Jennifer Molidor is a senior food campaigner at the Center for Biological Diversity.
The volume of food wasted in America is so large that it’s hard to comprehend: Around 30% to 40% of the food produced in the United States is trashed. That’s enough to fill a 90,000-seat college stadium every single day.
But now several of the world’s largest grocers are working with their suppliers to prevent waste before food hits the shelves. Although food waste happens at every stage of the supply chain from farm to fork, grocery stores could play a huge, positive role because they often act as the gatekeeper between those who grow the food and those who would eat it.
By looking upstream to cut grocery food waste, the “10x20x30” initiative aims to have its 10 participating food retailers and suppliers significantly reduce their food loss and waste by 2030. Nearly 200 suppliers have signed onto this effort, which will not only help the environment, but also increase efficiency, reduce costs and build resiliency in the supply chain.
It’s a model that should be embraced by the entire grocery industry.
As part of the 10x20x30 initiative, each of the world’s 10 largest food retailers will require 20 of their major suppliers to halve food waste from the supply chain by 2030. Among those retailers are Kroger and Walmart, as well as Ahold Delhaize, Ikea Food, Tesco and Sodexo. Suppliers will track and publish food waste inventories and take action to reduce their waste.
An initiative like this could lay the foundation for real commitments to fighting food waste — especially for companies that have done little to address the problem. For example, Costco, Publix and Trader Joe’s each scored a “D” in the Center for Biological Diversity’s industry analysis in 2019, which ranked food waste reduction commitments, transparency and waste prevention.
Among the 10 largest U.S. supermarkets, Kroger, Walmart and Ahold Delhaize USA — all three of which signed on to the new 10x20x30 commitment — have publicly committed to zero food waste by 2025. But most American grocers are not even tracking and publicly reporting their total volume of wasted food.
Eliminating food waste in the grocery sector is a crucial step toward mitigating the unsustainable impacts of our food system on water, air, climate and wildlife.
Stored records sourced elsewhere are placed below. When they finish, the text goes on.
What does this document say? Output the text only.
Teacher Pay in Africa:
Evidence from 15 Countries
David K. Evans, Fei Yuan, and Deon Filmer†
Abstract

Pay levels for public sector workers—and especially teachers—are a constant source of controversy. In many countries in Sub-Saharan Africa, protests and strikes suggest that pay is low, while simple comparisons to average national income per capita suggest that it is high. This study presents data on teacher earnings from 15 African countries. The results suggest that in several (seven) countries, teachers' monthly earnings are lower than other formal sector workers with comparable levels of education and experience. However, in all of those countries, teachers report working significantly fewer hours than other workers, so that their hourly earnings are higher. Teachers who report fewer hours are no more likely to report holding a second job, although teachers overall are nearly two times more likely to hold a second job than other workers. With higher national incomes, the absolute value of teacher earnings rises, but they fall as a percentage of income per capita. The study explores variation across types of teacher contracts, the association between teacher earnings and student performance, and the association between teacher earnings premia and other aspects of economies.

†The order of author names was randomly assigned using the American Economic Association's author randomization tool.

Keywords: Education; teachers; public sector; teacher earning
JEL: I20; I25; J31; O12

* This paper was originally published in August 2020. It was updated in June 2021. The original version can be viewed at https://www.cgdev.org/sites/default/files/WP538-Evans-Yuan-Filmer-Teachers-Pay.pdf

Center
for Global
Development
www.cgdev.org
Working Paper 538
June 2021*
We have a real problem with our food system when roughly one-third of the food produced is wasted while 13.7 million U.S. households were food insecure last year, according to the U.S. Department of Agriculture.
Most supermarkets focus on donating food waste instead of preventing it, but donating food waste doesn’t address the inequities that underlie the problems of food insecurity. And it doesn’t address the environmental harms the industrial food system disproportionately causes to frontline workers and communities through proximity to toxic pesticides and pollution. Overproducing food only worsens these injustices.
The 10x20x30 initiative is a positive step in the right direction. But if we’re going to make meaningful reductions to food waste and feed the planet, all of America’s largest grocery chains need to adopt a similar model.